Yeah, age was only a number, but it was a number that added up to life not being as picturesque as a nineteen-year-old girl envisioned. Prince Charming often turned into a toad far too quickly, and dreams of a career often withered on the stalk.
“You’re right, honey,” Eleanor said, scooping up the empty sandwich tray and wadded-up napkins and heading toward the kitchen. “But I was stupid. You don’t have to be.”
She walked out, not bothering to hear Blakely’s argument. Having a nineteen-year-old daughter was harder than she’d ever expected. She and Blakely had always had a good relationship, and even when Skeeter had been killed, they’d maintained openness with each other, a sort of “us against the world” attitude that had been a small measure of comfort during a media attack that literally had them hiding in their house for weeks on end.
They’d been a team, but it had changed last summer when Blakely had spent two months in Europe with her father’s family. When Blakely had returned, she’d been different. There was a distance Eleanor couldn’t bridge, and the gulf had widened during the fall of Blakely’s freshman year at Ole Miss.
Eleanor hurt and mourned for the daughter who had once picked her daisies and turned down invitations to parties so she could go see Gerard Butler movies with her mother. And even scarier than the distance was Blakely’s new focus on the “right” friends and the “right” clothes. That scared Eleanor because it felt as if Blakely was turning into a Theriot…and not in a good, philanthropic kind of way. But in the way that allowed one to talk out of both sides of her mouth…like her father.

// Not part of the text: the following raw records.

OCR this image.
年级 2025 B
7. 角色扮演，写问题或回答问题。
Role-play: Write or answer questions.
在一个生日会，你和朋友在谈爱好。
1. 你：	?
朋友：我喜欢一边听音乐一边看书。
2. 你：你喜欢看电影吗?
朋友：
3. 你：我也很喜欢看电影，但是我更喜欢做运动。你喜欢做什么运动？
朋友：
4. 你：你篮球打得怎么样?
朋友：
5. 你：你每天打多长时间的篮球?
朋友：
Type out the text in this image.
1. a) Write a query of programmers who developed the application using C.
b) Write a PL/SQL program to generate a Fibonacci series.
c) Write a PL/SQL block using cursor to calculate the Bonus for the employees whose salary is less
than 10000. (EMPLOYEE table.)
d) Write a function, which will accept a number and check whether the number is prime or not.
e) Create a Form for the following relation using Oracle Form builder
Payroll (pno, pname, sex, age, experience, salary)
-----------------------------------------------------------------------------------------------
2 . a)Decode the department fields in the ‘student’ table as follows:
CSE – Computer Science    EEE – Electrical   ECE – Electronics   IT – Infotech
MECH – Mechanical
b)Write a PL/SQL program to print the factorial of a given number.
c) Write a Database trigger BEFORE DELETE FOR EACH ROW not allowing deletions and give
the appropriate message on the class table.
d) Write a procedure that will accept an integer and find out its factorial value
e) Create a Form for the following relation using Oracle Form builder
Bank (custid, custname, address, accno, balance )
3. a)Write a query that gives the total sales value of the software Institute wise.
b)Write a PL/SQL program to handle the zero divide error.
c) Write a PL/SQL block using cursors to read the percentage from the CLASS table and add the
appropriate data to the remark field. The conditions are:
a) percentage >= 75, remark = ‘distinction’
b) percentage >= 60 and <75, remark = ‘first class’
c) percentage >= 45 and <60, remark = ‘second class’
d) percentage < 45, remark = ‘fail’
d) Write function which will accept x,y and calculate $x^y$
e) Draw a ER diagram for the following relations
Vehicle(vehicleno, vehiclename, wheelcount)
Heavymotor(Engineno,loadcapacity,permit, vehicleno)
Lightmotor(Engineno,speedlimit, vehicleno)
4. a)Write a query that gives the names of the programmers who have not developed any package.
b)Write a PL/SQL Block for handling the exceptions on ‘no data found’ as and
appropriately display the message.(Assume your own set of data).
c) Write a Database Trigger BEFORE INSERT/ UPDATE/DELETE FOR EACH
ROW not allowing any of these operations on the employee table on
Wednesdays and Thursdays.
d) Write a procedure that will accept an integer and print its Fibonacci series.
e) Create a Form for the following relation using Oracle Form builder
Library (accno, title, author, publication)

Eleanor slid the tray into the dishwasher as Blakely appeared in the doorway, lips glossed, moccasin boots past her knee. “We’re heading out, Mom. Don’t wait up.”
“You sure?”
/> “God, Mom. I’m not ten anymore.”
“Hey, honey,” Eleanor said, walking toward her daughter.
Blakely watched her with a guarded expression and Eleanor’s heart pinged. She lifted a hand and brushed her daughter’s golden hair from her face. “You’re the best thing I’ve ever done.”
Blakely looked away. “Mom, you have to think that. You’re my mother.”
“No, you are, but don’t grow up too fast, okay? It’s fine to date frat guys and enjoy being nineteen.”
“Yeah, okay,” she said, stepping away.
“I love you, Blakely. That’s all I’ve ever done. Remember who you are, sweetheart.”
“I know who I am,” her daughter said. “Remember, don’t wait up.”
CHAPTER SEVEN
DEZ FOUGHT OFF a dull headache as Chris Salmon went over the plans for the last stage of the renovation. After many calls and Dez’s threat to contact his attorney, the contractor finally showed up early Friday morning with an apology. And the special reclaimed wood to install on the wraparound bar at the back of the club.
“So three weeks ought to do it,” Chris said, propping a work boot on the iron bar rail Dez had found in an old railway station in Plaquemines Parish.
“Three weeks has to do it. I’m opening on March fifteenth.”
Chris made a face. “Isn’t that a bad-luck day or something?”
“The Ides of March?”
“Yeah. Don’t people get killed on that day?”
Dez smiled. “No, it’s a movie. Oh, and I guess it was bad luck for Caesar. Hmm, maybe I should figure out a drink—Ides of March martini. I like it, and that would be a great signature drink we could build into our history.”
Chris shrugged and waved his men inside. “You creative types. I don’t get you.”
“You don’t have to. Just use your creative abilities to get this place ready to roll. The interior decorator Reggie hired will be by to consult with you this afternoon about the paint colors for the bathrooms and the location of art that needs electrical, so stick around. I gotta go rehearse for the gig tomorrow. I got my cell.”